I've been bothered by that last ability ever since I first glimpsed the card. Today I took the time and had a close look. You forgot the second "cast".

It's weird that this hinders further copies of itself as well as setting a temporary rule and a permanent rule.

On Howl of the Tomb:

This is a lot for a common.

­Vraska's Contempt is a rare, so you could remove both the triggered and activated ability and still be at "a lot for a common".

Why "Whenever"? It's expected to happen only once, right?

On Dead Reckoning:

Why would you ever cast this without the cost reduction (mana cost: {2}{u}) if it's always cheaper to reveal it first (activation cost + reduced casting cost: {1} + {u})?

This is basically strictly better than Negate in two ways: You can reveal it early to make your opponent play around it while keeping one mana open, and you have a chance to cast the next copy cheaper.

On Mindblaze Predator:

thanks! i'm really trying to push slower, grindier strategies for this set's limited environment, but it's important to give aggressive decks reasonable counters in order to keep things tense.

On Mindblaze Predator:

oh, that’s a cool ability

On Rip to Shreds:

It's all good, haha. I never thought such an innocuous-seeming card would spark such a discussion.
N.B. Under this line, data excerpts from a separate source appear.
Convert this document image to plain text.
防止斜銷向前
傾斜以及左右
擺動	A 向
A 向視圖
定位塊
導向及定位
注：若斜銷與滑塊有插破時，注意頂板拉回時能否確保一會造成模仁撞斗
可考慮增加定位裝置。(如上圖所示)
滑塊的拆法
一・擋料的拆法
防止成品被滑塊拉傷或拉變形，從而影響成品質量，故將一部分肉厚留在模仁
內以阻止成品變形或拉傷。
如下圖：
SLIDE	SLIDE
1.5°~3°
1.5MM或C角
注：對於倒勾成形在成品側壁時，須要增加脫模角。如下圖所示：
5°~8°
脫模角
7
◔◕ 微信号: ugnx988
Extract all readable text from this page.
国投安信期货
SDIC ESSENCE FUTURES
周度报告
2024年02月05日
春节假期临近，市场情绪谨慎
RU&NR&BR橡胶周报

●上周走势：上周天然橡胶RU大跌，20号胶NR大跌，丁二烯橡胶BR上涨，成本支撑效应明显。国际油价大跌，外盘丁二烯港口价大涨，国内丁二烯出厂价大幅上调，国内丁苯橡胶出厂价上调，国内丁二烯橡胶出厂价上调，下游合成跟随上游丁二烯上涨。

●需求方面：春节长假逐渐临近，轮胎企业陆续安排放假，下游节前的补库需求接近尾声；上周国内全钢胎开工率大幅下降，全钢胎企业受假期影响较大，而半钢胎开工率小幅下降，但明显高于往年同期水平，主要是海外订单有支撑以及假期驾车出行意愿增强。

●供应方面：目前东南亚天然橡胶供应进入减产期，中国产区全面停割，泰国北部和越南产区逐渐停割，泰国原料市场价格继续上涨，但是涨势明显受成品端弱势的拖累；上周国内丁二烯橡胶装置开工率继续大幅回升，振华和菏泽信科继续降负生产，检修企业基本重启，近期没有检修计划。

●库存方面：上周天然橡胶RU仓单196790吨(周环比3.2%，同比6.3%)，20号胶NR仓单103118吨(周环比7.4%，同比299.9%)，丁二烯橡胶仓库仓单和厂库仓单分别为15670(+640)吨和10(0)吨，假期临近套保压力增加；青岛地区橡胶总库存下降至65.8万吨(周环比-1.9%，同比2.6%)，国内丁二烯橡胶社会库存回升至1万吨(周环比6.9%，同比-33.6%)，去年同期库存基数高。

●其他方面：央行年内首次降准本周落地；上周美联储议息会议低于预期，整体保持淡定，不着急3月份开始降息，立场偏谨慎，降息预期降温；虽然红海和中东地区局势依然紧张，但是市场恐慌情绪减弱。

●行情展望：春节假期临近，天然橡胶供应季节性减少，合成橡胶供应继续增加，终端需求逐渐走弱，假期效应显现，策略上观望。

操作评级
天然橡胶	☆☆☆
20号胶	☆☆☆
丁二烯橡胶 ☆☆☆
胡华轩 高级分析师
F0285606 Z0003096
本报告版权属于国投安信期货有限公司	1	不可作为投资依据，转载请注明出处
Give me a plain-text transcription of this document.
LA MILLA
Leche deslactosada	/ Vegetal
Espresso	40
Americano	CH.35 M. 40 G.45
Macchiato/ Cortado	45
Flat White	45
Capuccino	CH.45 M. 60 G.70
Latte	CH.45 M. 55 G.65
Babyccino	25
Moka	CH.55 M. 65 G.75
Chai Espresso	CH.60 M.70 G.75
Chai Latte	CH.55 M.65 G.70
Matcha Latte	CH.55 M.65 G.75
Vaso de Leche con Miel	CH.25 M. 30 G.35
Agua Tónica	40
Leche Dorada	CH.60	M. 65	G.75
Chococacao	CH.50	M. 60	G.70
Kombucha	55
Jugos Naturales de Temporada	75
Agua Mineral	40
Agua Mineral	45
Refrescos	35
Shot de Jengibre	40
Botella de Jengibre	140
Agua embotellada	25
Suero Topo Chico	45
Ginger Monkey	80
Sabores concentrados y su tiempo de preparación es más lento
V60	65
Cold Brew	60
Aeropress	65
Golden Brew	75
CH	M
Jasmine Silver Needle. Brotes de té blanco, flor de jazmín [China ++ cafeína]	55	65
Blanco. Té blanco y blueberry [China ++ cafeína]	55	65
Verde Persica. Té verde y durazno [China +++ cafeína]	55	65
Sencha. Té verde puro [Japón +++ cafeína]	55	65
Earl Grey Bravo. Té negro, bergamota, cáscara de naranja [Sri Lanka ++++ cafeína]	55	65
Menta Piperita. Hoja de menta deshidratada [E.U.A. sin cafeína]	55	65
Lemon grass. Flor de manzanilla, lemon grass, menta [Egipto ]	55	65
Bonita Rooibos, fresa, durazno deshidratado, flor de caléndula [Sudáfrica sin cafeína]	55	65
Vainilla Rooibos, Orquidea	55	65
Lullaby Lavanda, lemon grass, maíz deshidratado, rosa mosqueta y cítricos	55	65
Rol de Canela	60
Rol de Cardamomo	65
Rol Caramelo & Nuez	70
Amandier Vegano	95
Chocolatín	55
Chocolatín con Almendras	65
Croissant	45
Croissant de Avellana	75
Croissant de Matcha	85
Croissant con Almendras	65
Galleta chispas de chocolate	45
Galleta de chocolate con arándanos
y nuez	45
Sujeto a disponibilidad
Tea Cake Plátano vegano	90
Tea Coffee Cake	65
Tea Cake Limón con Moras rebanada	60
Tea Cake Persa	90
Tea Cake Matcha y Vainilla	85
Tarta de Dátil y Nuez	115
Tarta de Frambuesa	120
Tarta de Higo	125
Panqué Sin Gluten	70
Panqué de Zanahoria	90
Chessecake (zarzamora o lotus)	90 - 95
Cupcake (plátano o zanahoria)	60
Honestly, I just forgot red didn't have access to this effect; I figured that it'd be okay because Ride Down was already a card. I'll update it accordingly, but I'm glad that the current iteration caused so much buzz.

On Rip to Shreds:

I meant what I said. I can support a color pie break, like I could support anything really, if you give me a good enough reason for it. Even if the point was to not add anything, but to take things away, deliberately, because you had a very interesting story in mind. Cool. I'm just not into doing it for the sake of making a card look spicy.

Show me a world where Blue gets Lightning Bolt and Red is the king of Counterspell and I'm down. But not just for the sake of saying "Isn't this cool?" No, actually, it isn't. You need one heck of a reason to do that. I personally couldn't imagine what that reason would even be. But I'd be willing to listen.

And before you counter, dude, by saying that it would destroy 25+ years of Magic... yes I'm aware of that. We aren't printing Magic cards, though. I don't hold card designers to Wizards' standards unless they want to be held that way. What we're all writing is fan fiction. Fan fiction can be fun. And one of the reasons why its fun is because we get to explore places that the owner of the franchise would never be able to go.

We can go back and forth like this, so I'm just going to stop at this and not say more in this thread. But I think your opinion is always valuable, dude. I just know that I could argue this point for a very long time and not get anywhere, so I'm applying the breaks to myself. Sorry HijackAttack! I didn't mean to turn your card into a forum post about design philosophy!